Second, submitting to the will of God is an ongoing process because the grief associated with the death of a parent continues. This grief is not simply about the initial loss but arises at significant moments of life. I felt the absence of my mother at my high school graduation, when I brought home my future wife, at my marriage, at the birth of my children, at my graduation from seminary and ordination into ministry. It is a longing to share the most important moments with my mother, but knowing I can’t. It is mourning what will not be — the moments when my children do things that remind me of my mother and I catch myself thinking, “I wish Mom could meet them.” The times I am telling stories from my childhood that involve my mom, and my wife and kids will say, “I wish we knew her.” In this ongoing grief, I continue to learn to submit to my Father’s will. Part of the secret of submission is captured by Elizabeth Prentiss in The Home at Greylock. A mother in the novel who had lost a child at a young age quotes the following epitaph from a newspaper: “‘Oh,’ said the gardener, as he passed down the garden walk. ‘Who plucked that flower? Who gathered that plant?’ His fellow servants answered, ‘The Master!’ and the gardener held his peace.” This same truth is captured by Samuel Rutherford.

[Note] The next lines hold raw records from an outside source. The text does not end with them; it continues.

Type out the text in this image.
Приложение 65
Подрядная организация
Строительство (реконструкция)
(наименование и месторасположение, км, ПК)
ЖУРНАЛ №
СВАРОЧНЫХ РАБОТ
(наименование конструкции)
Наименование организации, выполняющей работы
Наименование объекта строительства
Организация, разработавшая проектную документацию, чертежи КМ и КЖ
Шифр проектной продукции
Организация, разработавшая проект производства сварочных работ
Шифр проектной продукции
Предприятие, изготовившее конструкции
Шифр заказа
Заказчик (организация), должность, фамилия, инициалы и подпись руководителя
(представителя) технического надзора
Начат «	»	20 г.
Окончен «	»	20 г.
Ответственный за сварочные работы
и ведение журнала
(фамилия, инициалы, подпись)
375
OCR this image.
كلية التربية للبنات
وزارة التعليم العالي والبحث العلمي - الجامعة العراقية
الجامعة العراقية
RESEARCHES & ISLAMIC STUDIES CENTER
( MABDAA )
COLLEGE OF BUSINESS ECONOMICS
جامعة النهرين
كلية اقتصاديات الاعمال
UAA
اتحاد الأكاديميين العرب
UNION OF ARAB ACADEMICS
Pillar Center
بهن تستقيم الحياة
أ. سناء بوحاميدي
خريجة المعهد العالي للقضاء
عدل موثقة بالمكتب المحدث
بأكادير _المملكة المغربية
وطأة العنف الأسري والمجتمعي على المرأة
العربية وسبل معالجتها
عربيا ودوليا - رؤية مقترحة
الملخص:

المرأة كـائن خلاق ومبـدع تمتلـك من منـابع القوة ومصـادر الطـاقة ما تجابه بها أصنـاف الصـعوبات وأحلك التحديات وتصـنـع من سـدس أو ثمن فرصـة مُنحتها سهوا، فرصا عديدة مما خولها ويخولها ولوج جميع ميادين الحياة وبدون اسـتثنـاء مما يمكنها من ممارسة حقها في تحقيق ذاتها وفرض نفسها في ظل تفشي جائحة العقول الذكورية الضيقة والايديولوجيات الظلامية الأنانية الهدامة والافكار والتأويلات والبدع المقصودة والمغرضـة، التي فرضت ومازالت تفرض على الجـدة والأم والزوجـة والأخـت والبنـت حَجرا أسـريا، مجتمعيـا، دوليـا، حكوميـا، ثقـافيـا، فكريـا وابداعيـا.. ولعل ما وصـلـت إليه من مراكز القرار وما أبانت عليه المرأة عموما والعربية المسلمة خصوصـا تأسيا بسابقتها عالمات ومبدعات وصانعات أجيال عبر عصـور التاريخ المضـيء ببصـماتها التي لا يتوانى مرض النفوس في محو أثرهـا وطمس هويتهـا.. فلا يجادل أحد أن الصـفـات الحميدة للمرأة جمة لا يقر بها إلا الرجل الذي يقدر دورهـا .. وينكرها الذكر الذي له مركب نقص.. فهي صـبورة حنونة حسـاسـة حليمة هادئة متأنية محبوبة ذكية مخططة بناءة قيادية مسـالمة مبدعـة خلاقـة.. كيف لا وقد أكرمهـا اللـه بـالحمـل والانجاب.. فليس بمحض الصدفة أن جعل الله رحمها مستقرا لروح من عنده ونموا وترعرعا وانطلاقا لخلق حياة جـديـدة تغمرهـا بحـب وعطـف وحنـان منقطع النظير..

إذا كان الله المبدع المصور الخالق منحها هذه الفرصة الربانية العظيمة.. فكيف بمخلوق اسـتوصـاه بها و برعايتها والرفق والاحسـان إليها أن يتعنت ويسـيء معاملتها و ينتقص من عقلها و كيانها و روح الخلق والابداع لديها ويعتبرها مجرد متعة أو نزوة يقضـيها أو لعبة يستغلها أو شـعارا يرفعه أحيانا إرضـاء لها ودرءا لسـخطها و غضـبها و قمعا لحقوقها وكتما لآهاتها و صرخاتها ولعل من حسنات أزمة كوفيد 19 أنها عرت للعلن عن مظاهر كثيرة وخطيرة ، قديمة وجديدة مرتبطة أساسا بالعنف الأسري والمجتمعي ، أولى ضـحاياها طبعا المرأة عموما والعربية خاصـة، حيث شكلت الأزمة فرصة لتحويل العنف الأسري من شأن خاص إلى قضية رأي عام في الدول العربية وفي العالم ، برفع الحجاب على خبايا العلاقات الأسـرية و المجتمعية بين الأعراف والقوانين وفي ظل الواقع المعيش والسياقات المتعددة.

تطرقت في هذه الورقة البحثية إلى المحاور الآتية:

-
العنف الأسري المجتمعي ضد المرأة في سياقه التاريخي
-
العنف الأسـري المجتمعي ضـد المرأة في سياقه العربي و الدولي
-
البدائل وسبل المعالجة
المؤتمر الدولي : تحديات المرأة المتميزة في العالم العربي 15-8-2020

He writes, “Ye are not to think of it a bad bargain for your beloved daughter that she died — she hath gold for copper and brass, eternity for time. All the knot must be that she died too soon, too young, in the morning of her life; but sovereignty must silence your thoughts ... The good Husbandman may pluck His roses and gather His lilies at midsummer ... let our Lord pluck his own fruit at any season he pleaseth.”
Finally, even if I do not understand or see any reason for her death, it is necessary to come to the point of saying that God does all things well. One of the most difficult things in a trial is when we cannot see or understand the “why” behind it. The fact of the matter is God did not consult me about the trial He sent, nor does He need to explain Himself afterwards. The mysteries of providence can be perplexing. We must remember the truths articulated by Cuyler: “In Providence, divine wisdom is married to divine love. All things work together for good to them who love God and trust him. The skeptic jeers at this, but the trusting Christian knows it from actual experience. It is often a dear-bought experience, for some of God’s truths are knocked into us by hard blows, and some lessons are spelled out through eyes cleansed with tears. Our perverse mistake is that we demand that God shall explain himself at every step, instead of waiting for him to unfold his intricate purposes at his own time and in his own way.” You see, knowing God is sovereign does not take away the pain, but it does give me hope.
My hope is that darkness yields to light — that the dark moments open to vistas of His beauty that are revealed only as I emerge from the darkness. My hope is that “the eternal God is my refuge, and underneath are the everlasting arms” (Deut. 33:27). My hope is that God keeps me and all those He loves in those everlasting arms. So I cling to what I know, not to what is kept from me. As a child of God, I come to my Father in my grief and crawl into His arms where I find refuge. My hope is that my mother, though lost to me for a time, is upheld by God’s everlasting arms and is safe until we meet again. My hope is that the truths of the song sung at my mother’s funeral remain true.
The sands of time are sinking,
The dawn of heaven breaks;
The summer morn I’ve sighed for —
The fair, sweet morn awakes.
Dark, dark hath been the midnight,
But dayspring is at hand,
And glory, glory dwelleth in Immanuel’s land.
O Christ, He is the fountain,
The deep, sweet well of love;
The streams on earth I’ve tasted,
More deep I’ll drink above.
There to an ocean fullness His mercy doth expand
And glory, glory dwelleth in Immanuel’s land.